Beispiel: type Prüfung is RECORD (Fach: STRING, Schueler: STRING, Punkte: INTEGER, Lehrer: STRING, Termin: DATUM)
In vielen Programmiersprachen existieren Möglichkeiten, den Speicherbereich eines Verbunds mehrfach unterschiedlich zu interpretieren. Das wird Variantenrecord oder UNION genannt. Dabei ist jedoch meist keine Typsicherheit mehr gegeben.
Abstrakte Datentypen
Alle Datentypen, die über die zugehörigen Operationen eine Funktionalität bieten, die von dem verwendeten Wertebereich bzw. Objekt unabhängig ist, sind abstrakte Datentypen (ADT).
Auch bei den abstrakten Datentypen ist die Abgrenzung zu den Datenstrukturen schwierig, da die Datentypen je nachdem, ob der Schwerpunkt der Betrachtung auf den Daten oder auf den darauf definierten Operationen liegt, Datenstruktur oder Abstrakter Datentyp genannt werden.
Einige Programmiersprachen, wie Ada oder Modula-2 unterstützen gezielt die Erstellung von abstrakten Datentypen.
Eigenschaften abstrakter Datentypen
Anzustrebende Eigenschaften eines gut programmierten ADT sind:
Universalität (implementation independence): Der einmal entworfene und implementierte ADT kann in jedes beliebige Programm einbezogen und dort benutzt werden (z.B. in Form einer Unit).
Präzise Beschreibung (precise specification): Die Schnittstelle zwischen Interface und Implementation muss eindeutig und vollständig sein.
Einfachheit (simplicity): Der Anwender muss sich nicht um die innere Realisation des ADT kümmern, da der ADT seine Repräsentation und Verwaltung im Speicher selbst übernimmt.
Kapselung (information hiding): Das Interface soll als eine hermetische Grenze aufgefasst werden.

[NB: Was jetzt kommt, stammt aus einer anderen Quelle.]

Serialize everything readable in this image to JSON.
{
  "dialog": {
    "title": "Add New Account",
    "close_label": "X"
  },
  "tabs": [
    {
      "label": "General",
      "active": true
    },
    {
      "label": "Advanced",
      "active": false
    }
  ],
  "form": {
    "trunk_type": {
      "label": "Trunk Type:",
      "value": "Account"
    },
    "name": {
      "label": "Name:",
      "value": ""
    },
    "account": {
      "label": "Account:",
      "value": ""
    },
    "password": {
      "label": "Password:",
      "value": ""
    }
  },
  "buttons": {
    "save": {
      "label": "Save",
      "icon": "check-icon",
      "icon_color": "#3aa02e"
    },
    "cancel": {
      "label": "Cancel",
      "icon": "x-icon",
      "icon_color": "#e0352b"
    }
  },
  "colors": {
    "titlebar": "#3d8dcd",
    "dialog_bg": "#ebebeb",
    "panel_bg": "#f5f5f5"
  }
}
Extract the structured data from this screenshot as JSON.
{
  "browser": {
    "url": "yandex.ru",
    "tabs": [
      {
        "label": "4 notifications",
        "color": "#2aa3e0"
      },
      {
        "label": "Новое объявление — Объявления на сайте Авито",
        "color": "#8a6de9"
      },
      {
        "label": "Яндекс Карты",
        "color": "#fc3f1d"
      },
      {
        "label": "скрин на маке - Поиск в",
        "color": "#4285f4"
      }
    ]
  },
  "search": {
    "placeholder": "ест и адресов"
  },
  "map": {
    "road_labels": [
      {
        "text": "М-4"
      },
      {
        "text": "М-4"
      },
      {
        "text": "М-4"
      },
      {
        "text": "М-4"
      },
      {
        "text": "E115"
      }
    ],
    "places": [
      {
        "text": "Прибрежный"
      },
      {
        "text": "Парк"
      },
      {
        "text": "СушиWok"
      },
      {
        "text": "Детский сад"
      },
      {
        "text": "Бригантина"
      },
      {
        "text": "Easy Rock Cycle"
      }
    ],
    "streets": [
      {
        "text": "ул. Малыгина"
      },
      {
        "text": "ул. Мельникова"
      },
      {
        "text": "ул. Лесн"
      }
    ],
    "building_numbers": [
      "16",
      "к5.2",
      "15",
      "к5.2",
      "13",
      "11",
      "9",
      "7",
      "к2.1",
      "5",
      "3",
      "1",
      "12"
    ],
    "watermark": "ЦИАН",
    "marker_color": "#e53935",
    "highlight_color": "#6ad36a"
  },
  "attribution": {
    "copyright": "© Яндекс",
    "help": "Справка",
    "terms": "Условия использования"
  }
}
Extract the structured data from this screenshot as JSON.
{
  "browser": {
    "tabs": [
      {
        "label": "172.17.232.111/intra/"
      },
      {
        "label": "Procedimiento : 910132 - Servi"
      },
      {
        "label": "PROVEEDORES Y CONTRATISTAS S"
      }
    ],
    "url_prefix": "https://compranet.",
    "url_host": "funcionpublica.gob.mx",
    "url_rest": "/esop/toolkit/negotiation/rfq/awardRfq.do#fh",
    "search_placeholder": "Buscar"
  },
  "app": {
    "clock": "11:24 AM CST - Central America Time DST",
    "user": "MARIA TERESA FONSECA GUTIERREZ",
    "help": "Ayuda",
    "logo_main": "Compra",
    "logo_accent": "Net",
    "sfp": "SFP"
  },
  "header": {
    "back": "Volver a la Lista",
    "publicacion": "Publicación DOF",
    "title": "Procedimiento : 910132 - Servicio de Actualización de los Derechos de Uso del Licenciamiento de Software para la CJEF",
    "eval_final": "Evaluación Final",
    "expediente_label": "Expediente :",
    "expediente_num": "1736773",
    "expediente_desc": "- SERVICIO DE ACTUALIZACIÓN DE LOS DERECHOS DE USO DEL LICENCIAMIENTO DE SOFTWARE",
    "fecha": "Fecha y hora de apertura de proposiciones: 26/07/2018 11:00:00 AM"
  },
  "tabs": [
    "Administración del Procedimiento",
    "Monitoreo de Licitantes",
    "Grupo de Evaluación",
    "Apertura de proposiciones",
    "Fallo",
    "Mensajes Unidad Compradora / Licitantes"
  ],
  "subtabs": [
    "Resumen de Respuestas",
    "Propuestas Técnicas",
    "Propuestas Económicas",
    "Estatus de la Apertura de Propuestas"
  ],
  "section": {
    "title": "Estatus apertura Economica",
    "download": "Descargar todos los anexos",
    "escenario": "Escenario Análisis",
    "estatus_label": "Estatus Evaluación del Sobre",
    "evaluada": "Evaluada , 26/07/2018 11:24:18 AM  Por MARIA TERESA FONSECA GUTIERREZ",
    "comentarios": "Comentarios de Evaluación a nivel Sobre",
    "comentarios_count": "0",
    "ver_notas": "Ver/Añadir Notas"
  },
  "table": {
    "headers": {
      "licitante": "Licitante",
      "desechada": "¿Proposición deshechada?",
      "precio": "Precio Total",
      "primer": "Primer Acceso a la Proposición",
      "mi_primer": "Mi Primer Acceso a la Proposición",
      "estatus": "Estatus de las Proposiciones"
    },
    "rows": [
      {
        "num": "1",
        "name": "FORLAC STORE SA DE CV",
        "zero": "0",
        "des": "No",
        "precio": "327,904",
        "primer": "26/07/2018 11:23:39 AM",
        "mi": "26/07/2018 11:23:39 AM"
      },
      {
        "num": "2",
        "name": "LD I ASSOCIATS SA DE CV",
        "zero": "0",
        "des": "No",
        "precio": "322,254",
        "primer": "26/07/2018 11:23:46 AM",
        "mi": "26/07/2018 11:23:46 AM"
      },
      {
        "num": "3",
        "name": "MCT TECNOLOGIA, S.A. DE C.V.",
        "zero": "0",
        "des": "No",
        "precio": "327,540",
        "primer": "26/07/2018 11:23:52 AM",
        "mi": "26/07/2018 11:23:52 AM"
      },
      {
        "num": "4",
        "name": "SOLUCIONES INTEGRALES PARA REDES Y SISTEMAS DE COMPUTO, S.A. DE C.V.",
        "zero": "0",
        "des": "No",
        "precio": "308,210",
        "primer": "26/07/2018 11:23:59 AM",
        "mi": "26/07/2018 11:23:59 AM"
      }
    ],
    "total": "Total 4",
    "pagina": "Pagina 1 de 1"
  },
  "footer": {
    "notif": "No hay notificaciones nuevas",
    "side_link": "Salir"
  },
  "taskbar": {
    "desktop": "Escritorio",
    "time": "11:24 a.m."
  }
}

Der Anwender soll sehr genau wissen, was ein ADT tut, aber keinesfalls, wie er es tut.
Geschütztheit (integrity): Der Anwender kann in die interne Struktur der Daten nicht eingreifen. Die Gefahr, Daten ungewollt zu löschen bzw. zu verändern sowie Programmierfehler zu begehen, ist dadurch deutlich herabgesetzt.
Modularität (modularity): Das modulare Prinzip erlaubt übersichtliches und damit sicheres Programmieren und leichten Austausch von Programmteilen. Bei der Fehlersuche können einzelne Module sehr isoliert betrachtet werden. Viele Verbesserungen können über ADTs nachträglich ohne die geringste Änderung in sämtlichen Umgebungs- bzw. Anwendungsprogrammen übernommen werden.

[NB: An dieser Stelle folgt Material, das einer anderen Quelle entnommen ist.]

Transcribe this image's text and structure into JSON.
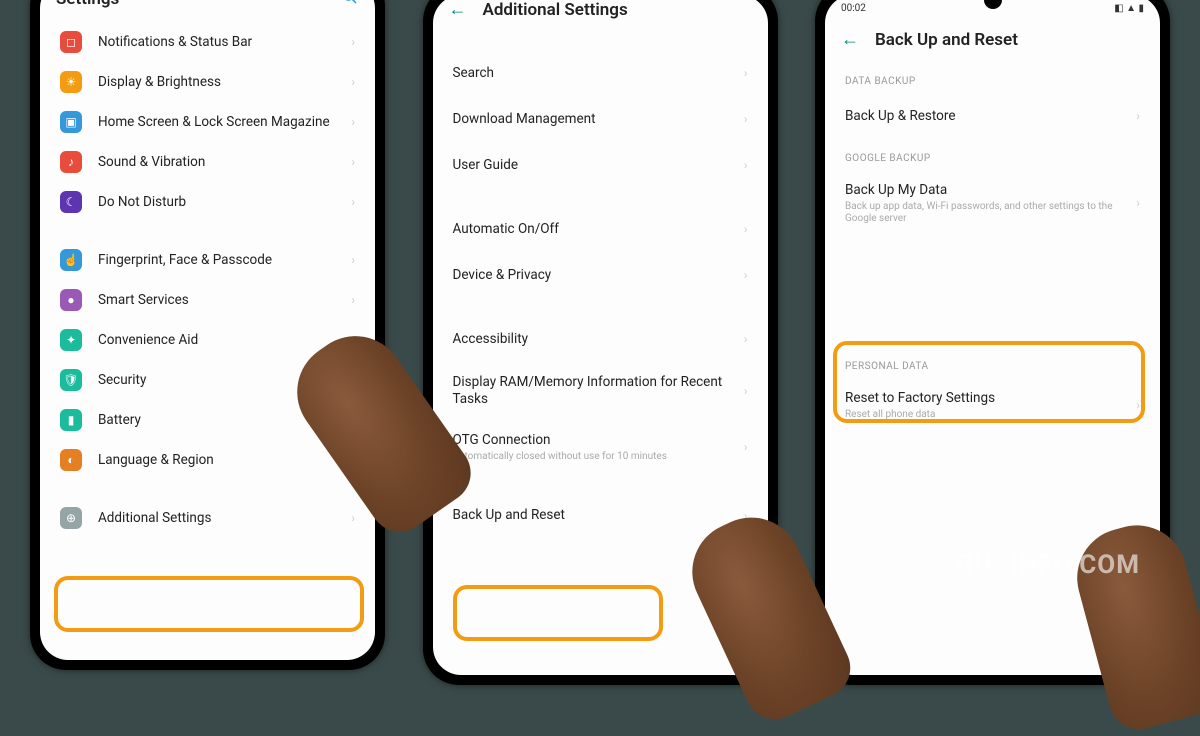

Wird objektorientiert programmiert, können diese Eigenschaften besonders leicht erfüllt werden, weil das objektorientierte Paradigma auf natürliche Weise die Erstellung von ADTs unterstützt. Eine weitere Möglichkeit zur Erstellung von ADTs (auch in Verbindung mit objektorientierter Programmierung) sind generische Typen.

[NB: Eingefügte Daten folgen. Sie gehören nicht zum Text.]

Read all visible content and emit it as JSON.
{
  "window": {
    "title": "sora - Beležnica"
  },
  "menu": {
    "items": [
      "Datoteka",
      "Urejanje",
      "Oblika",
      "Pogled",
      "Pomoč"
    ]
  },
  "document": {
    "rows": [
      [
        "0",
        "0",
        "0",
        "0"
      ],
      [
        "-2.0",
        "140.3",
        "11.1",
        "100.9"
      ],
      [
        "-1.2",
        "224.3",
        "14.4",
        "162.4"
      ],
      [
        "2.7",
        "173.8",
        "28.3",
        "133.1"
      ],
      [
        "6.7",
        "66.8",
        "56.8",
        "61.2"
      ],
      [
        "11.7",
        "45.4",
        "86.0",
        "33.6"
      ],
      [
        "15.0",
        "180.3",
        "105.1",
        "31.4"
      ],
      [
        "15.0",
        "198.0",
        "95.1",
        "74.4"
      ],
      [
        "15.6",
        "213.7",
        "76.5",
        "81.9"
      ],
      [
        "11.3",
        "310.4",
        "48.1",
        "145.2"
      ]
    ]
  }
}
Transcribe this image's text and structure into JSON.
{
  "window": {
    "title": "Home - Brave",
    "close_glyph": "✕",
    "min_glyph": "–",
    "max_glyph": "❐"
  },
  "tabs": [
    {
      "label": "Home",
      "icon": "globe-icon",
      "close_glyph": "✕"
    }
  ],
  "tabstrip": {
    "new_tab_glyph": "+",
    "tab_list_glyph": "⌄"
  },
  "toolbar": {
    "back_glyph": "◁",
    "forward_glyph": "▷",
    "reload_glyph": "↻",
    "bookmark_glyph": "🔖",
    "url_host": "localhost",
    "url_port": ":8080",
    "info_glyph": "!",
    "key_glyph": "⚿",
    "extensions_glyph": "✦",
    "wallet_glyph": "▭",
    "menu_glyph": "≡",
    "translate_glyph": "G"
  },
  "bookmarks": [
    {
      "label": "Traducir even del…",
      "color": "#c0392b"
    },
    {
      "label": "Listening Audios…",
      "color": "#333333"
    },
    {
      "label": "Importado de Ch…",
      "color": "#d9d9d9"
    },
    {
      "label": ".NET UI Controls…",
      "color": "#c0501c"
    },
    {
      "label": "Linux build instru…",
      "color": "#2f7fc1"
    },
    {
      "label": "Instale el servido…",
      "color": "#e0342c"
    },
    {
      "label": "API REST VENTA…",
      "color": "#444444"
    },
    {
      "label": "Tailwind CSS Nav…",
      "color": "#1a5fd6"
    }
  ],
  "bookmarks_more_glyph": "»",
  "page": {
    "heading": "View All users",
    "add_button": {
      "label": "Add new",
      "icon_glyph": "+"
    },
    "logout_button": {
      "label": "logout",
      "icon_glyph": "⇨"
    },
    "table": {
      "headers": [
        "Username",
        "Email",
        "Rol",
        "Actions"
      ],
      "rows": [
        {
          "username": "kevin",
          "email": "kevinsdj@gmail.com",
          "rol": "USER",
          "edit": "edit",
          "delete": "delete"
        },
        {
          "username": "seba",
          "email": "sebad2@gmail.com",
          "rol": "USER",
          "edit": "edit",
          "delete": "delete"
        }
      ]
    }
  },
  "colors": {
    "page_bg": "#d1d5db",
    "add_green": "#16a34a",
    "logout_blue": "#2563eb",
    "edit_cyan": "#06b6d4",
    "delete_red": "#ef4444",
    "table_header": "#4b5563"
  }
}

Erläuterung am Beispiel: Der abstrakte Datentyp Warteschlange bietet die Funktionalität beliebige Objekt nach dem FIFO-Prinzip zu verarbeiten. Ob in die Warteschlange zum Beispiel Druckaufträge, Kopieraufträge, Tastatureingaben oder beliebige andere Objekte eingereiht und verarbeitet werden, ist für die Funktionalität irrelevant. Die Warteschlange abstrahiert demnach vom verarbeiteten Objekt.